New drugs in battle to fight advanced kidney cancer
Two targeted drugs could change the way advanced kidney cancer is treated and offer new hope to thousands of UK patients.
One, nivolumab, stops tumours disarming the immune system and has already proved effective against melanoma skin cancer and lung cancer.
The other, cabozantinib, blocks enzymes that act as "on, off" switches in many cellular processes including those driving tumour growth.
Each year more than 10,000 people in the UK are diagnosed with kidney cancer, and 4,300 die from the disease.
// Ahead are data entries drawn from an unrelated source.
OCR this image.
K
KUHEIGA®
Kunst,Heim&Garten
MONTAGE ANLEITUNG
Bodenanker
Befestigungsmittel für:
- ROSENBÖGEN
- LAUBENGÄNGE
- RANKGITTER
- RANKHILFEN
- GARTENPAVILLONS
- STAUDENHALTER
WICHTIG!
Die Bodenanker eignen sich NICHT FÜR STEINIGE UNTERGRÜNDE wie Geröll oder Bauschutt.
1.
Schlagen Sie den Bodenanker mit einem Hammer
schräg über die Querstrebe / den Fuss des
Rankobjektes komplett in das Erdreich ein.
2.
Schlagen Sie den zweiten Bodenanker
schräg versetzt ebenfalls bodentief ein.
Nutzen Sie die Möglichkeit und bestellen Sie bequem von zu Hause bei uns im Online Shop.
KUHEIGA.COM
Incidence of the disease has more than doubled since the mid-1970s. Because kidney cancer produces few early symptoms, it is often not diagnosed until at an advanced and dangerous stage.
The Phase III trial findings, presented at the European Cancer Congress meeting in Vienna, mean the drugs could be licensed for treating kidney cancer in Europe as early as next year.
Nivolumab is one of a new generation of antibody drugs that block "checkpoint" proteins used by many cancers to shield themselves from the immune system. In this case, the target molecule is a protein called PD-1 (programmed cell death-1).
US Professor Padmanee Sharma, from the MD Anderson Cancer Centre at the University of Texas - who led the CheckMate 025 nivolumab trial, said: "It is exciting to see the outcome of this study, as the results are significant and clinically meaningful to patients and healthcare professionals alike. They are likely to change the treatment of patients with advanced kidney cancer, whose disease has progressed on prior treatment.
"We hope that this study will quickly lead to approval of nivolumab as a standard of care therapy for these patients."
The trial, which involved 821 patients, compared the effectiveness of nivolumab with that of the standard therapy, everolimus.
Those patients given infusions of nivolumab typically survived 25 months, 5.4 months longer than those on everolimus, and some showed a significantly better response.
One trial patient, nurse and grandmother Patricia Rapp, 66, from Epsom in Surrey - whose cancer had spread to her liver and continued to grow despite chemotherapy, said: "Over the last 15 months my CT scans haven't been able to detect anything on my liver - it's like a miracle.
"I have been extremely lucky."
Dr James Larkin, from London's Royal Marsden Hospital - who treated Ms Rapp, said: "These nivolumab data are compelling and mark the first time that an immunotherapy treatment of this type has demonstrated a significant improvement in kidney cancer survival.
"Once this disease has spread, the outlook for patients can be very poor. Newer and more effective, tolerable treatments are therefore sorely needed to address these unmet medical needs."
The trial, also reported in the New England Journal of Medicine, was stopped early in July 2015 when the survival benefit for patients treated with nivolumab became clear.
The other study, called Meteor, compared the effectiveness of cabozantinib with everolimus in an initial group of 375 patients.
Typical progression-free survival time for patients on cabozantinib was 7.4 months versus 3.8 months for those on the standard treatment.
Meteor leader Professor Toni Choueiri, from the Dana Farber Cancer Institute in the US, said: "I am very excited about the outcome of this study since the results may change the standard of care in patients with advanced kidney cancer .."
James Whale, from the James Whale Fund for Kidney Cancer, said: "Thousands of patients each year in the UK are diagnosed with advanced kidney cancer and new medical treatments that can help improve survival are urgently needed. Today's news is therefore very encouraging and will hopefully open the door to more options for patients in the future."
The cost of the drugs is likely to be a significant factor affecting their accessibility in the UK.
As a treatment for melanoma, nivolumab costs around £5,500 per patient per month.